We may think of farming as the labor-intensive production of the 20th century, but if you step on most farms today multiple computer screens in tractors will meet you. Advanced technology is interwoven into almost every aspect of farming, bringing with it tremendous benefits, including improving food quality, food production times, and limiting food waste.  For example:

  • Some farmers are now using drones equipped with infrared cameras and sensors to monitor crop quality and the health of individual plants.
  • Using connected tablets and smartphones, farmers can now remotely detect and resolve equipment malfunctions, enabling a more efficient use of equipment, quicker response times, and improved overall food productivity.
  • With wirelessly connected sensors, farmers can track the contents of food silos and grain carts, and prevent spillage.

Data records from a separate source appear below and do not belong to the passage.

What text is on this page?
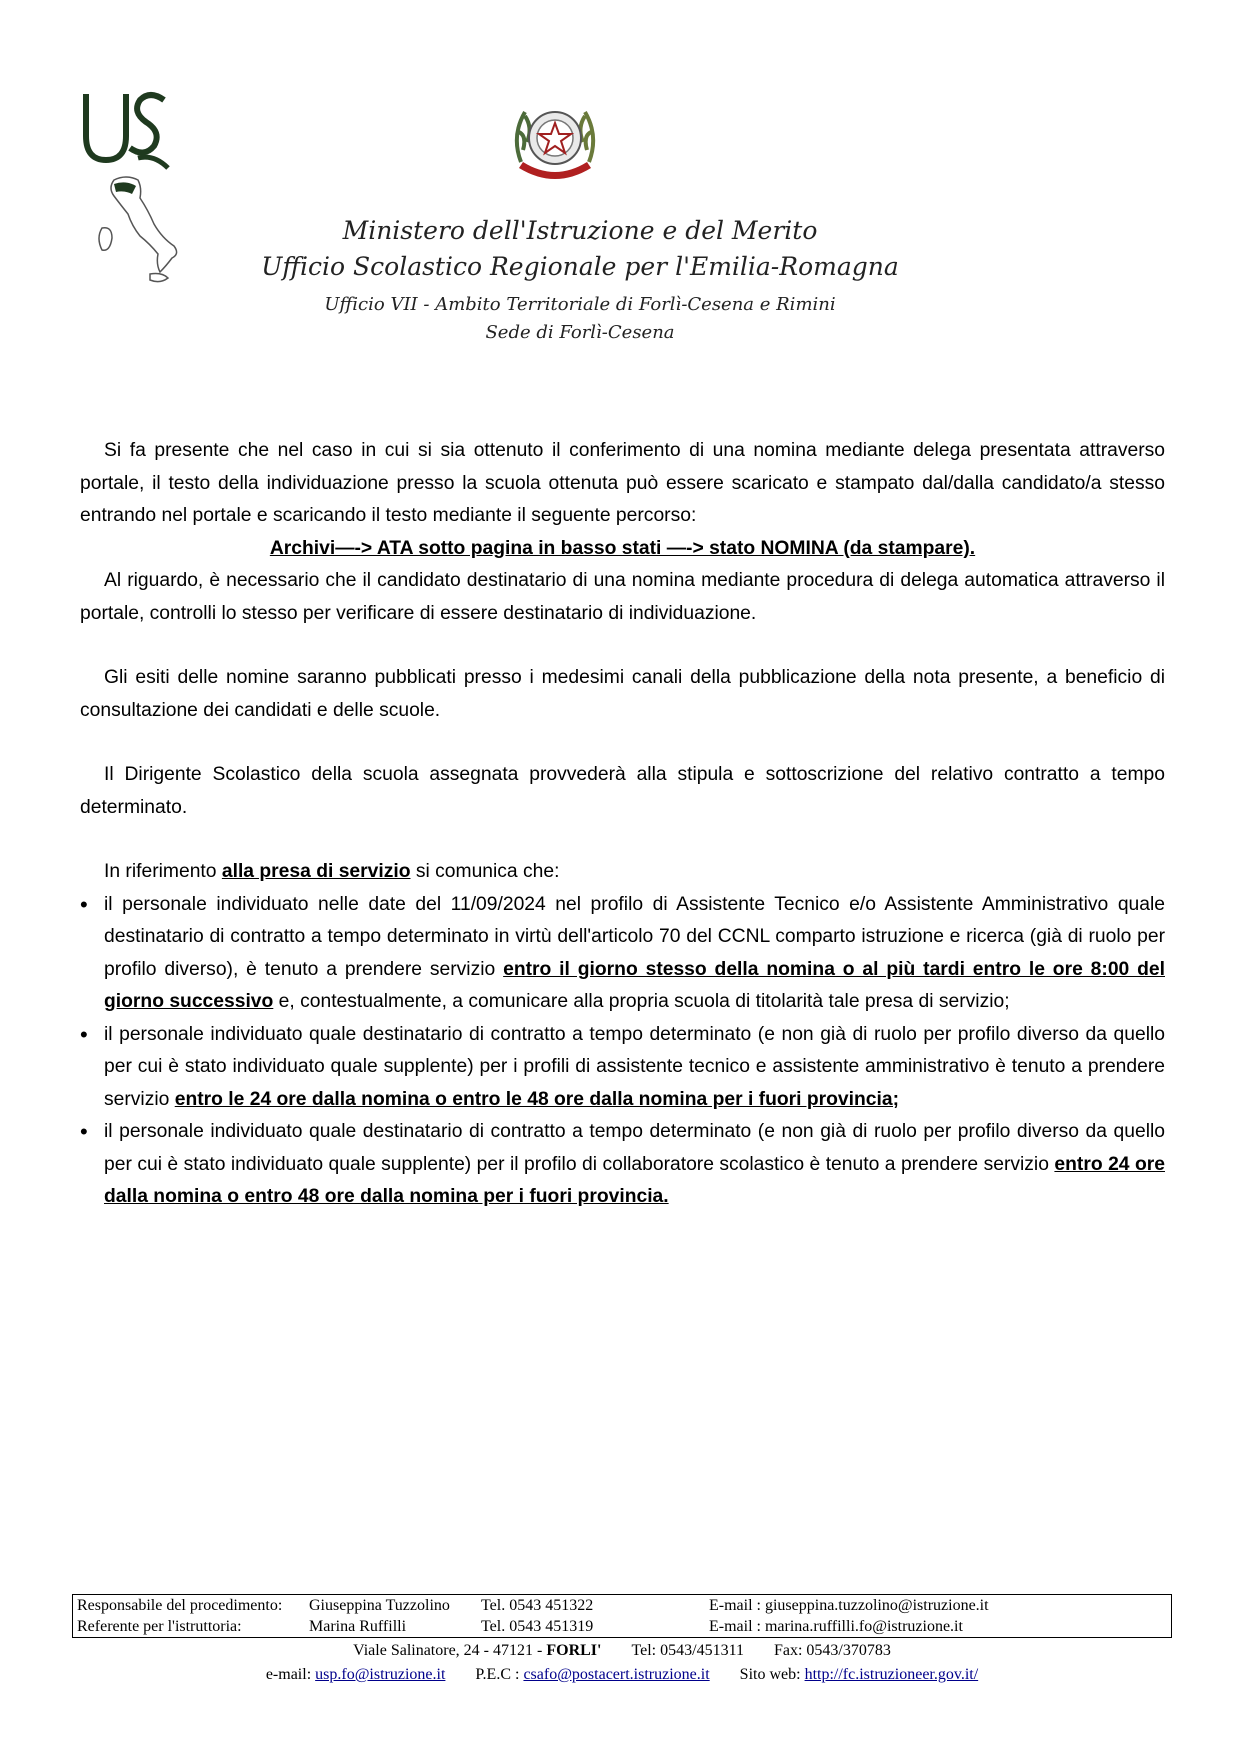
Ministero dell'Istruzione e del Merito
Ufficio Scolastico Regionale per l'Emilia-Romagna
Ufficio VII - Ambito Territoriale di Forlì-Cesena e Rimini
Sede di Forlì-Cesena

Si fa presente che nel caso in cui si sia ottenuto il conferimento di una nomina mediante delega presentata attraverso portale, il testo della individuazione presso la scuola ottenuta può essere scaricato e stampato dal/dalla candidato/a stesso entrando nel portale e scaricando il testo mediante il seguente percorso:

Archivi—-> ATA sotto pagina in basso stati —-> stato NOMINA (da stampare).

Al riguardo, è necessario che il candidato destinatario di una nomina mediante procedura di delega automatica attraverso il portale, controlli lo stesso per verificare di essere destinatario di individuazione.

Gli esiti delle nomine saranno pubblicati presso i medesimi canali della pubblicazione della nota presente, a beneficio di consultazione dei candidati e delle scuole.

Il Dirigente Scolastico della scuola assegnata provvederà alla stipula e sottoscrizione del relativo contratto a tempo determinato.

In riferimento alla presa di servizio si comunica che:

• il personale individuato nelle date del 11/09/2024 nel profilo di Assistente Tecnico e/o Assistente Amministrativo quale destinatario di contratto a tempo determinato in virtù dell'articolo 70 del CCNL comparto istruzione e ricerca (già di ruolo per profilo diverso), è tenuto a prendere servizio entro il giorno stesso della nomina o al più tardi entro le ore 8:00 del giorno successivo e, contestualmente, a comunicare alla propria scuola di titolarità tale presa di servizio;
• il personale individuato quale destinatario di contratto a tempo determinato (e non già di ruolo per profilo diverso da quello per cui è stato individuato quale supplente) per i profili di assistente tecnico e assistente amministrativo è tenuto a prendere servizio entro le 24 ore dalla nomina o entro le 48 ore dalla nomina per i fuori provincia;
• il personale individuato quale destinatario di contratto a tempo determinato (e non già di ruolo per profilo diverso da quello per cui è stato individuato quale supplente) per il profilo di collaboratore scolastico è tenuto a prendere servizio entro 24 ore dalla nomina o entro 48 ore dalla nomina per i fuori provincia.
Responsabile del procedimento:	Giuseppina Tuzzolino	Tel. 0543 451322	E-mail : giuseppina.tuzzolino@istruzione.it
Referente per l'istruttoria:	Marina Ruffilli	Tel. 0543 451319	E-mail : marina.ruffilli.fo@istruzione.it
Viale Salinatore, 24 - 47121 - FORLI' Tel: 0543/451311 Fax: 0543/370783
e-mail: usp.fo@istruzione.it P.E.C : csafo@postacert.istruzione.it Sito web: http://fc.istruzioneer.gov.it/
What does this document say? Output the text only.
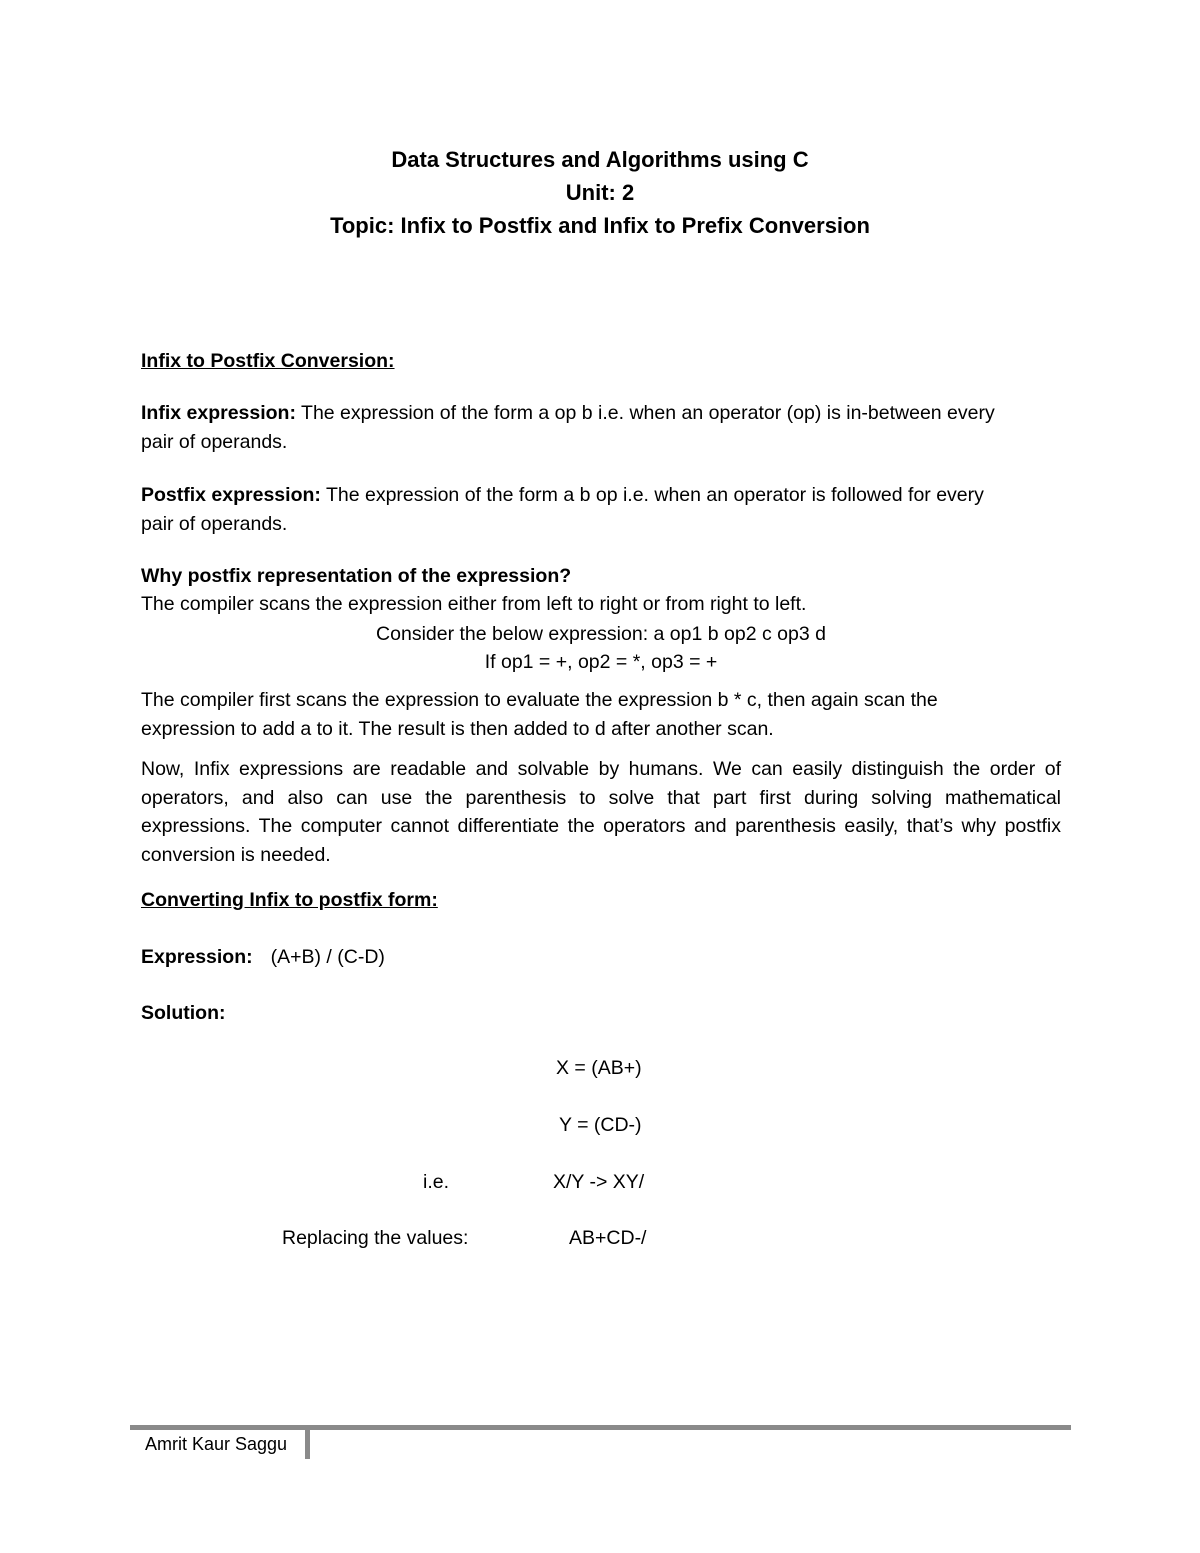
Data Structures and Algorithms using C
Unit: 2
Topic: Infix to Postfix and Infix to Prefix Conversion
Infix to Postfix Conversion:
Infix expression: The expression of the form a op b i.e. when an operator (op) is in-between every pair of operands.
Postfix expression: The expression of the form a b op i.e. when an operator is followed for every pair of operands.
Why postfix representation of the expression?
The compiler scans the expression either from left to right or from right to left.
Consider the below expression: a op1 b op2 c op3 d
If op1 = +, op2 = *, op3 = +
The compiler first scans the expression to evaluate the expression b * c, then again scan the expression to add a to it. The result is then added to d after another scan.
Now, Infix expressions are readable and solvable by humans. We can easily distinguish the order of operators, and also can use the parenthesis to solve that part first during solving mathematical expressions. The computer cannot differentiate the operators and parenthesis easily, that’s why postfix conversion is needed.
Converting Infix to postfix form:
Expression: (A+B) / (C-D)
Solution:
X = (AB+)
Y = (CD-)
i.e.	X/Y -> XY/
Replacing the values:	AB+CD-/
Amrit Kaur Saggu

Decreasing Food Waste with Tech

According to Feeding America, the U.S. wastes about $218 billion worth of food each year. Globally, every year 1.3 billion tons of food is lost or wasted, accounting for a third of all food produced for human consumption.

To put that in perspective that means each year we waste 30% cereals, 20% dairy products, 35% seafood, 45% fruits and vegetables, and 20% meat, 20% oilseeds & pulses, and 45% roots and tubers.  According, to the Food and Agriculture Organization of the United Nations.

The good news is that wireless technology is helping change that trajectory, helping farmers manage anything from overplanting to selecting food transit vendors who use sensors to prevent spoilage.

Wireless in Action, Wine Style

You don’t have to go farther than California wine country to see technology increasing food quality. Camalie Vineyards has developed, and now sells, an agricultural wireless system to improve crop yield and overall wine grape quality. Camalie was able to grow 3.9 tons of Cabernet Sauvignon grapes per acre in 2007 by irrigating each vine with just 34 gallons of water from June until harvest.

That’s taking a little water and turning it into a LOT of wine. We like the sound of that!